What is Sacramento reading? Here are the books we love at libraries across the region

On a recent Wednesday at the South Natomas library branch, bilingual youth services librarian Addie Rogers led a group of more than a dozen toddlers and pre-schoolers through a bilingual story time reading of “Loteria.”

Rogers said encouraging a love for books early in young readers is essential for setting up a child’s future success. And increasingly, Sacramentans from Spanish-speaking countries, or who want their children to grow up bilingual, are looking to the library for help.

“Our Spanish collection’s circulation has gone up greatly since we started the program,” Rogers said. “We’re actually getting a lot of requests from parents, like ‘Can you get us a book from Peru, or can you get us a book from Spain?’”

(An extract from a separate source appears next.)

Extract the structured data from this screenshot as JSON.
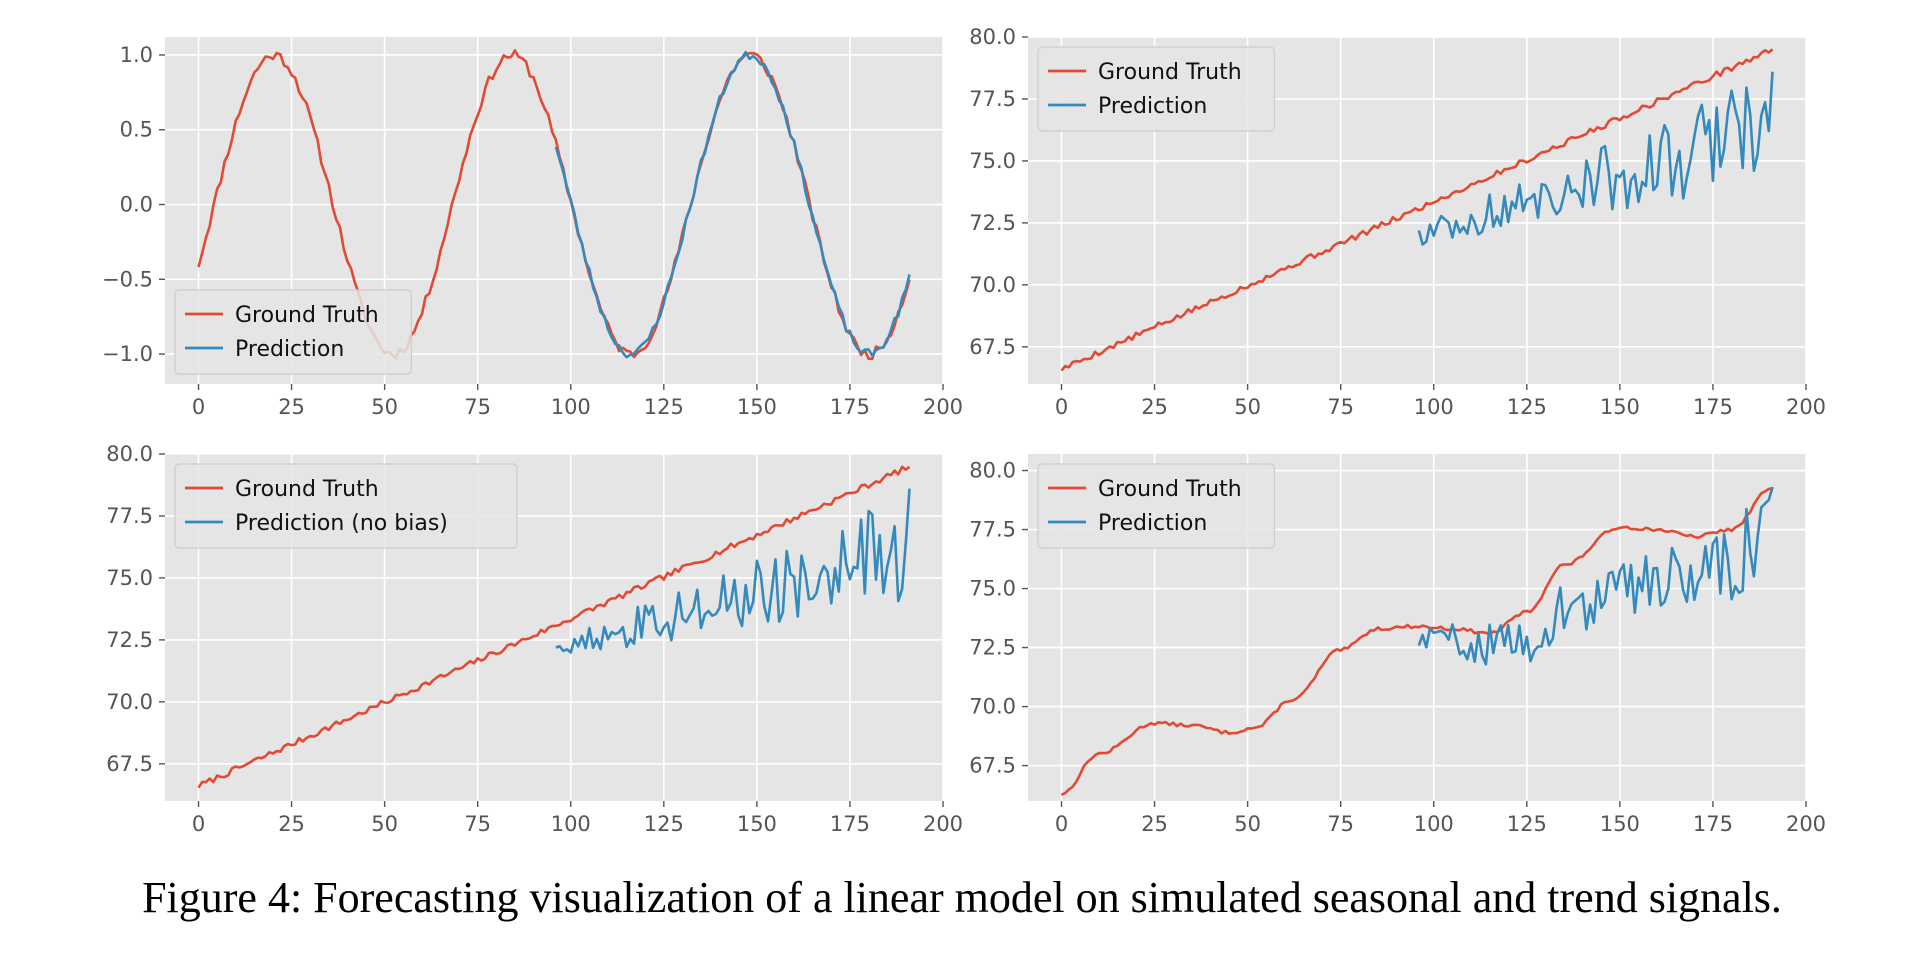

For Erin Duarte, an elementary school teacher at Pony Express, the increase in Spanish-language books stocked at her local Arden-Dimick library has helped several of her students become enthusiastic readers.

Last year, one of her new sixth-grade students who had recently moved to town from Mexico spoke little English. But at the library, Duarte was able to find a Spanish-language version of the wildly popular “Diary of a Wimpy Kid” series, along with other books required for class readings.

“I would come in with books, sometimes 15 at a time, and he was so excited. It was just for him, and helped other Spanish speakers who noticed they just felt like reading in Spanish,” Duarte said. “They had something special for them and really increased their want to read.”